Many various critics have commented on Hamlet, it has attracted a lot of attention and controversial for its many themes such as madness, incest and revenge. Many have argued about why Hamlet takes so long to kill Claudius, some say it is his fear and cowardliness that he may kill Claudius and make himself out to be no worse then Claudius himself. He felt guilt and didn’t want to be a murderer like him and saw himself mirrored in that way at the time. I think that it is Hamlet’s mind of complex thinking that makes him analyze into things and complicates every situation and plot he thinks of, he critically thinks about every action and when doesn’t, he kills another. He further procrastinates the vengeance he sets out to do and in turn, is his downfall.

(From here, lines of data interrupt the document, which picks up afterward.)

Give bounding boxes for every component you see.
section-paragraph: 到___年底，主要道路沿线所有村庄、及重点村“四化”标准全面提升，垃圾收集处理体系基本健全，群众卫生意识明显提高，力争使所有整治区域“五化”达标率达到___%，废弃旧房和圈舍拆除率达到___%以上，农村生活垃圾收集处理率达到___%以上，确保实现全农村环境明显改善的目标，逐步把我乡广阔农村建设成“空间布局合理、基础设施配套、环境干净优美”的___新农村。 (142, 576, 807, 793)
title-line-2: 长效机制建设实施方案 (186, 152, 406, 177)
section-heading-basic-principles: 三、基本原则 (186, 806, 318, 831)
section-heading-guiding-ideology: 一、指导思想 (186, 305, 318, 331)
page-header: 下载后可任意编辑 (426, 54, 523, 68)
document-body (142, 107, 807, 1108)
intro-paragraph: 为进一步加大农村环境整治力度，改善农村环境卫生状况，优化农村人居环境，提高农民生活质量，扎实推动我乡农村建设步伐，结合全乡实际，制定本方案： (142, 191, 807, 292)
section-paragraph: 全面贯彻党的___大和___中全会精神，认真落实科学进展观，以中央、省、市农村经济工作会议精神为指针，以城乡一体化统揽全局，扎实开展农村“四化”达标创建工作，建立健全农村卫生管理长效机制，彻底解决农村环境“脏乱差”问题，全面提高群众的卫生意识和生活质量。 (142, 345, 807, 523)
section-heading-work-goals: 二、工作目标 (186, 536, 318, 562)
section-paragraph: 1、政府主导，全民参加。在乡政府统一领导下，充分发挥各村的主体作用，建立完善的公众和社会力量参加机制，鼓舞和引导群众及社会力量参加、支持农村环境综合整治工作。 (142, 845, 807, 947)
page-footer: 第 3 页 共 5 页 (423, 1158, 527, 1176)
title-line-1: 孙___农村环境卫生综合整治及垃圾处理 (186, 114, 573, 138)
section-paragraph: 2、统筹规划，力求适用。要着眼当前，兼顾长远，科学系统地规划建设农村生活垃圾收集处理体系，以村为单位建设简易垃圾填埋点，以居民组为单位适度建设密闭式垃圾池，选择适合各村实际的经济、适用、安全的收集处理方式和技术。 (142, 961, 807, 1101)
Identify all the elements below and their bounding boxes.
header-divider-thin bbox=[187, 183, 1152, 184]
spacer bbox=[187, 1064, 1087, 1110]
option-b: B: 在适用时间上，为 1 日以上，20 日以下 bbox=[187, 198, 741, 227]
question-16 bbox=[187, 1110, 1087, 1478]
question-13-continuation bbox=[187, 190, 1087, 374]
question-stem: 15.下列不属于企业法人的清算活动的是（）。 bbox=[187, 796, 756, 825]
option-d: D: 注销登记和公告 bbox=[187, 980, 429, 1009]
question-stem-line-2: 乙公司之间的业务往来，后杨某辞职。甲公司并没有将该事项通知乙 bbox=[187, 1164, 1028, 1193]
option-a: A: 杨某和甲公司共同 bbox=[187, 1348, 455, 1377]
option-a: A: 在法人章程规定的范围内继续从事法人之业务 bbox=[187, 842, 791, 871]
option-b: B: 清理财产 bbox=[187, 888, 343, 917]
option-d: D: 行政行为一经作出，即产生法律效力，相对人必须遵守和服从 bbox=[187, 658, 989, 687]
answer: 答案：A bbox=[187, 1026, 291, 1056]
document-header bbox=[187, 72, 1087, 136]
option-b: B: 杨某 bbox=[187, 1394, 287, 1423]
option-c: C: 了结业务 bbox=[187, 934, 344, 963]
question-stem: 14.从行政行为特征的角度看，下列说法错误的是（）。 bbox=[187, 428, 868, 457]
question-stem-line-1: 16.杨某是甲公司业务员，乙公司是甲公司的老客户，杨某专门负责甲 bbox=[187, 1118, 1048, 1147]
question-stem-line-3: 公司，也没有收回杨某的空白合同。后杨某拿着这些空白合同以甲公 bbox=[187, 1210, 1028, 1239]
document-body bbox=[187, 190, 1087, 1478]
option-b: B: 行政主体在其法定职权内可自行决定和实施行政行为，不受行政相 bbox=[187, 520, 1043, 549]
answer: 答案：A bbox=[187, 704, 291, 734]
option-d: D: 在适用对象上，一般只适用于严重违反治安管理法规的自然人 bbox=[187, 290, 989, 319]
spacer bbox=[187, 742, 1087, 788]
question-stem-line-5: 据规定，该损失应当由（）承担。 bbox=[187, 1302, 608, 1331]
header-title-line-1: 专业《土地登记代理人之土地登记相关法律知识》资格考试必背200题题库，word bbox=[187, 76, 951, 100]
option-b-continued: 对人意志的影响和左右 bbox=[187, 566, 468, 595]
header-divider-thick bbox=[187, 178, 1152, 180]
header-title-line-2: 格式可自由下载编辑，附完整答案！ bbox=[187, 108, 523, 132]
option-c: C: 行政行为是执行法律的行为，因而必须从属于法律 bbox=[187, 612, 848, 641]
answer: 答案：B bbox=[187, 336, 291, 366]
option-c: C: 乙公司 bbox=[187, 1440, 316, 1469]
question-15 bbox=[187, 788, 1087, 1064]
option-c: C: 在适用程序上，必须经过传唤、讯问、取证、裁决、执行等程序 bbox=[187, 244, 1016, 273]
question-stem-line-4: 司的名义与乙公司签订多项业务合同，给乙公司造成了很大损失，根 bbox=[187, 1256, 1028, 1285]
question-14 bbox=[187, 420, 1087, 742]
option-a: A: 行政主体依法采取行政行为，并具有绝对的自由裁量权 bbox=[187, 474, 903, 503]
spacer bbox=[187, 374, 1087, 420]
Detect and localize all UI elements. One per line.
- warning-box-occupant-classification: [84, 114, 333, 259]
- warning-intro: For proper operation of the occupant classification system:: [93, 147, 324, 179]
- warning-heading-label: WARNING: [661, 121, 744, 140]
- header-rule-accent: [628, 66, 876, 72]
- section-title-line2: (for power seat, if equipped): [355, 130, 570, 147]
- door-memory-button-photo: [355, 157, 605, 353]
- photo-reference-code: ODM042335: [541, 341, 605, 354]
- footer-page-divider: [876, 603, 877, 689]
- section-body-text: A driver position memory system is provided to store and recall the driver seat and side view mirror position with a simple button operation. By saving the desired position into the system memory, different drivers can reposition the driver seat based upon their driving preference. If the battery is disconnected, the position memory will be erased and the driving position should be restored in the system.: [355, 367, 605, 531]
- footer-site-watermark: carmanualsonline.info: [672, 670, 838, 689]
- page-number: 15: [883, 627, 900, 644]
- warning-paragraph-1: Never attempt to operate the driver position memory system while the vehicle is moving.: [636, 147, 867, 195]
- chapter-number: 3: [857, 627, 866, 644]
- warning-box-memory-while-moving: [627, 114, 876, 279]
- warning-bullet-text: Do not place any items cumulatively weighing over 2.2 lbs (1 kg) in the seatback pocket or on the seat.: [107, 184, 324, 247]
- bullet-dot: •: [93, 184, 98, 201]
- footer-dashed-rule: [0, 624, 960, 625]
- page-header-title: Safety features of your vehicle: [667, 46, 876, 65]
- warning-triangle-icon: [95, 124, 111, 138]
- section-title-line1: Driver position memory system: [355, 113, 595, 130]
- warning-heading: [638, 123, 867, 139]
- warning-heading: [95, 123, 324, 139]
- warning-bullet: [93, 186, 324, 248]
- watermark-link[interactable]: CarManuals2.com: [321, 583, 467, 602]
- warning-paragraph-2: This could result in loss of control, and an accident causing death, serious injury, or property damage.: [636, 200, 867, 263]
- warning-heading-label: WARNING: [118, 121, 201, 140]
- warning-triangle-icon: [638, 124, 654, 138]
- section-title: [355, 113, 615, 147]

In my opinion, the play of Hamlet is a difficult and emotional journey which has only one ending in the revenge tragedy genre. It is Shakespeare’s longest play and can only be credited for the many messages and entertainment it brings to its audiences. The complexity of the character of Hamlet in question makes the play very enjoyable and you have to wonder why he acts the way he does. It has made audiences and myself question the play in many ways surrounding its characters and various difficult plotlines. The theme of revenge tragedy has progressed thorough its language, imagery and characters and have helped to develop the main plot. My understanding of the text of the play has helped me to have a different perception of it and understand the struggle between knowing the truth and exacting the actions taken for revenge in the revenge tragedy genre.